En este cuento tomo elementos que tienen que ver con la aparición de La Virgen María y su encuentro con el cacique Coromoto de la tribu Los Cospes, que residían en el valle de San Juan de Guanaguanare, hoy Guanare, capital del Estado Portuguesa, y las prácticas religiosas que realizan en su honor, sus feligreses.
Día de trauma
A lo mejor esa mirada se le quedaría por mucho tiempo, ya no era la misma dureza que había mantenido por tantos años, cuando su palabra no permitía más que el silencio, su temida voz aún retumba en mi cabeza como un tambor y no me deja dormir.
Mi madre era tan sumisa, solo dejaba al tiempo enderezar los entuertos.
—Hijo, es mejor evitar problemas, ya se le pasará.

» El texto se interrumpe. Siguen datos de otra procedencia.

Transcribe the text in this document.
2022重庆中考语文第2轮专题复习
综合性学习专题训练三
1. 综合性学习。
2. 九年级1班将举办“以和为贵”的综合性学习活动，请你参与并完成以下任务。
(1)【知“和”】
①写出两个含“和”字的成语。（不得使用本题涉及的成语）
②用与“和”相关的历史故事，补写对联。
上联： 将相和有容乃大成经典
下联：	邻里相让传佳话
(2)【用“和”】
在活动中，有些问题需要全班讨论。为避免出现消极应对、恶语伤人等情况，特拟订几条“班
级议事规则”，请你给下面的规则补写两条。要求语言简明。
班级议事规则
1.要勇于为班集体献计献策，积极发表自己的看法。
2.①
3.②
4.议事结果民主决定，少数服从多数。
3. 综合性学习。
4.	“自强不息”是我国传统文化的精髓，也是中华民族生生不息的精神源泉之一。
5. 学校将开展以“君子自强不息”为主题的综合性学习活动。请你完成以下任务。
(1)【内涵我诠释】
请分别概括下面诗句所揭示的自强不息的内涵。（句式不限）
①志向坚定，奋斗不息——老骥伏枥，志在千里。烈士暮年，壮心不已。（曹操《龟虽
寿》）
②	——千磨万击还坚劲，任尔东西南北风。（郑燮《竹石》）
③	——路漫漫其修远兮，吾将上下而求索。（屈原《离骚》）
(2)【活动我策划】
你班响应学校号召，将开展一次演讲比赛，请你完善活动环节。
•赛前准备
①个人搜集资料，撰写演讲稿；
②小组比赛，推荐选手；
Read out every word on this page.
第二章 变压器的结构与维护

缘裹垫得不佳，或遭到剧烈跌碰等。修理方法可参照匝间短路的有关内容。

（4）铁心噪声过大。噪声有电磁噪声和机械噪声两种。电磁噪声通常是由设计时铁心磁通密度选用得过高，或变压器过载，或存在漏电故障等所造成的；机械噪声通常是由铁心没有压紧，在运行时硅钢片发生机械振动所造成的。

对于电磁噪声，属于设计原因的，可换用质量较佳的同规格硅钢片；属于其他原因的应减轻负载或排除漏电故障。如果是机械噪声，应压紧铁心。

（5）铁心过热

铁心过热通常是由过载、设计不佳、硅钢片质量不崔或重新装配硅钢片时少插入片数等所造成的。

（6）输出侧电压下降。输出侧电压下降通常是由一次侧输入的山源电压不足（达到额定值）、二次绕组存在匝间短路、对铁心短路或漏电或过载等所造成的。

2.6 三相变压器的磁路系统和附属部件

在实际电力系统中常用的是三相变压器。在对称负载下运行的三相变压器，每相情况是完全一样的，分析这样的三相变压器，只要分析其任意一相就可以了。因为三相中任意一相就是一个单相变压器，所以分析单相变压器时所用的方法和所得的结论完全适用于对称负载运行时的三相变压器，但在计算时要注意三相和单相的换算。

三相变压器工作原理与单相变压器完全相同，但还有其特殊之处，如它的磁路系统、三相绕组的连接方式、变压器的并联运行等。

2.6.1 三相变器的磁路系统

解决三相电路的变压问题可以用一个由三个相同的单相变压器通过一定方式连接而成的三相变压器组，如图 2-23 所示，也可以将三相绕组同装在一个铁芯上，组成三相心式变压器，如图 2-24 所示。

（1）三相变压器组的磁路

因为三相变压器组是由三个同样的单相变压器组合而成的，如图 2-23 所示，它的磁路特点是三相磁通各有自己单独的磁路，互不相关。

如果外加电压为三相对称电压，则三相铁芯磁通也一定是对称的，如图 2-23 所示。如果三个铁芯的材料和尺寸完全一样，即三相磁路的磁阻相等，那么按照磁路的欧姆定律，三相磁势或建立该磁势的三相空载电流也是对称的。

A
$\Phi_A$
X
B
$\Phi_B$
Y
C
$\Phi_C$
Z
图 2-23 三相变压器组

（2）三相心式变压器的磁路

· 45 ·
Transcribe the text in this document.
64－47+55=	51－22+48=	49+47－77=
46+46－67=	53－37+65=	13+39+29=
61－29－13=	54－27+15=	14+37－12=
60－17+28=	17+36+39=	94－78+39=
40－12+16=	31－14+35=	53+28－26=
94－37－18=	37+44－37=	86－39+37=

Pero a mí no se me pasó, tampoco puedo decir que me acostumbré, esa cruz me acompaña, no puedo dejarlo a un lado, tirarlo como un fardo y salir sin ese lastre. Siempre traté de hacer valer mi palabra.
—¿Por qué no puedo cortarme el cabello como los otros niños? ¡No me gusta el pelo largo, eso da mucho calor!
—Ya llegará el momento, —esa voz salía desde cualquier lugar, las paredes abrían su boca, el viento entraba y se llevaba el eco. No entendía por qué ese ruido seguía allí dentro, como el tic tac de un reloj que te recordaba el miedo.
Un día, que se me perdió en la memoria, él fue a mi cuarto y me dijo:
—Hoy es el día, todo está listo.
Aún oigo la risa de los muchachos, sus gritos de: ¡Mamita mira para acá! ¡Te ves bonita con esos lazos rojos! ¡Muévete nena!
Ese río de carcajadas me arrastraba, me revolcaba en un delirio que no podía contener.
—¿Por qué tengo que pagar esa promesa mamá?
Hubo un silencio como respuesta, en aquel rostro solo veía un regocijo que no entendía.
—Cuando seas grande lo entenderás hijo.
Aquí estoy, todavía sin entender nada. Buscaba respuestas, preguntaba; por eso me iba a la plaza de La Virgen, para mirar esos indios rígidos, petrificados, con la vista perdida, tal vez sin comprender por qué no se adoraba a la madre tierra, a la luna que nos daba paz.
No eran los mismos indios que veía en mis delirios, aquellos cazaban en el monte, pescaban en esa quebrada para alimentar a su gente. En esos andares, se les apareció una mujer, blanca y de largo vestido. Ella hablaba, pero no entendían y tuvieron miedo.
Esa mujer caminaba sobre las aguas, yo estaba sumido en un sueño, quería gritar al ver tal fenómeno, pero el indio me miró y me apuntó con su arco, quedé petrificado, sobre todo cuando vi que el guerrero tenía el mismo rostro del viejo, el mismo rostro severo que empujaba mi avance por las calles llenas de gente, por aquella carretera llena de sol. Aún siento mis pies llagados.
En esa búsqueda, también fui a ver aquella imagen en el templo. No era la misma, pero pude recordar a ese indio cuando corrió para agarrarla.
—¡Eres mía! —gritó el indio en su lengua y se abalanzó sobre ella, ambos desaparecieron en las aguas.
Tuve que salir corriendo, no aguantaba tanta burla, los veía a todos comentando y reían. Corrí hacia el monte, me arrastré para que la naturaleza me limpiará, me cegara, para no mirar ese rostro severo, ahí vino el enojo y el viejo reparte su rabia para que todos la sientan. La molestia lo transforma. Su voz era como lluvia de piedras. Su mirada era la lanza del guerrero que, emergiendo de las aguas ante la mirada atónita de todos, gritaba. Vociferaba en una lengua que yo no conocía, mostraba el trofeo, un daguerrotipo que brillaba en su mano. Hay que lavar los pecados, eso gritaba.
Luego de calmada su rabia, El viejo solo me dijo:
— En la casa hablaremos, muchacho del carajo.
Me agarró la carne del antebrazo y me la torció, casi me ahogo con el grito que no pude dejar salir. Ese moretón es una mancha oscura que aún llevo.
Ahora estás ahí, tirado en ese camastro, solo con tu enfermedad. No puedo recriminarte nada, el miedo sembrado todavía da sus frutos. De lo que sí estoy seguro es que nadie va a caminar por ti, no tendrás un muchacho para que lave tus dolores, y haga antesala para purgar tus pecados. No habrá nadie dispuesto a reclamar milagros, ni compasión para tu alma.
Cuando ese indio vuelva, salga de las aguas y mire, verá tu rostro, tensará su arco para disparar esa flecha que tanto me ha perseguido, a lo mejor, es el momento de salir de las sombras.